Active directory does not log true logoff events at the Domain Controller. The "logoff" events that are recorded at the server have more to do with network sessions and often don't accurately reflect users logging on and off of a desktop. Often these prove to be more noise than useful, actionable information. The only way to accurately to this is to somehow collect event logs from individual workstations.
Option 1 -- Universal Forwarders and Deployment Server
Installing the Universal Forwarder on all workstations is still the ideal in a number of ways, but it's understandable if you don't want to deploy and maintain it to that degree. However, if you are willing to consider that approach, be aware that there are several ways to reduce the level of pain rolling it out, so the "there are a lot of users" may not be as bad an issue as you think. It's very scriptable -- for one example script, look at this blog post. Then, use the Deployment Server to manage configuration.
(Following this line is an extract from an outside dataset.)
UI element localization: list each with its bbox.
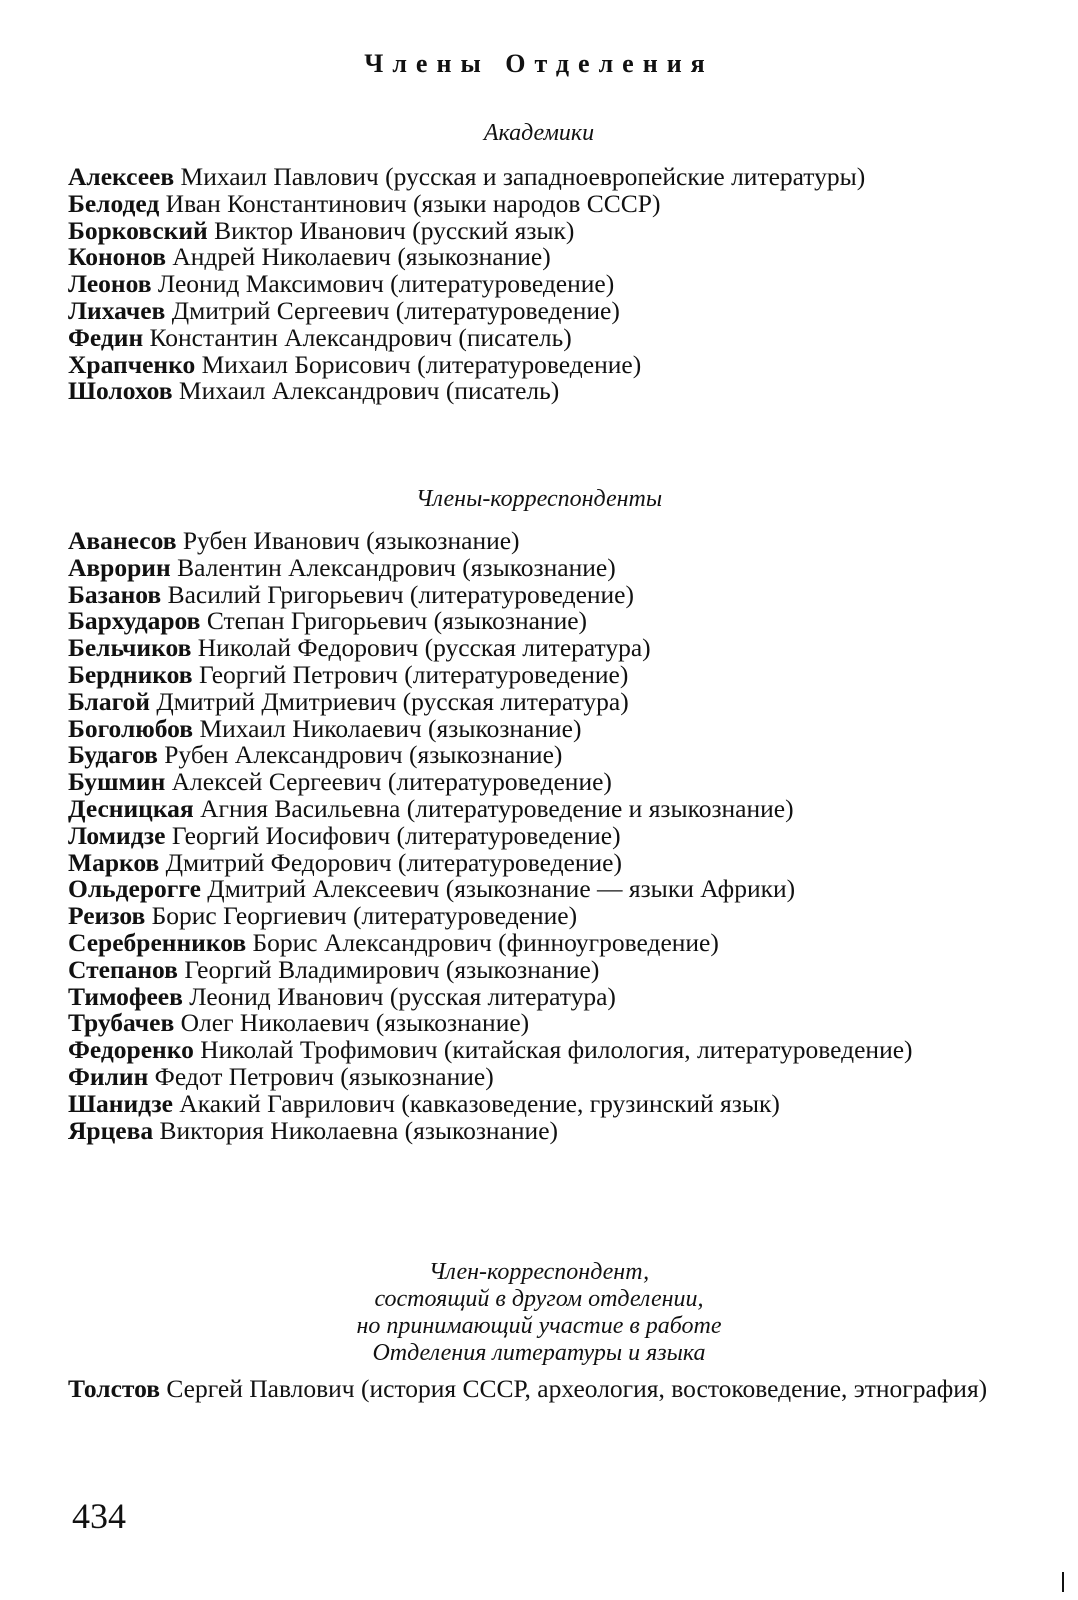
- surname: Бушмин: [68, 767, 166, 797]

Option 2 -- Windows Event Forwarding + GPO + Splunk Forwarder
If, however, that's just not doable, you may wish to explore Windows Event Forwarding. You should be able to set up a collector running Win2008 or higher, then create a Group Policy Object to have the machines send their data to the collector. Install a Splunk heavy forwarder on the collector to get the data to Splunk. The second link below has you use a Universal Forwader, but I'd lean toward use of a heavy forwarder for this.
Take a look at these:
- Quick and Dirty Large Scale Eventing for Windows
- Forwarding Windows Event Logs to another host
- Configure Computers to Forward and Collect Events
The big advantages is not having to deploy and maintain the Universal Forwarders, and being able to leverage built-in functionality and GPO configuration. The downsides are having another type of forwarding to maintain, having to maintain the additional server and heavy forwarder configuration, and having to enable the WinRM service.
Other Alternatives
Other options do exist. Adiscon makes a syslog-based forwarding agent, but you're right back to having to deploy and maintain a third party agent. Some of the other Microsoft tools like SCCM might have a way to do it, or you can explore WMI-based polling. But none of these options will be as good as either of the above.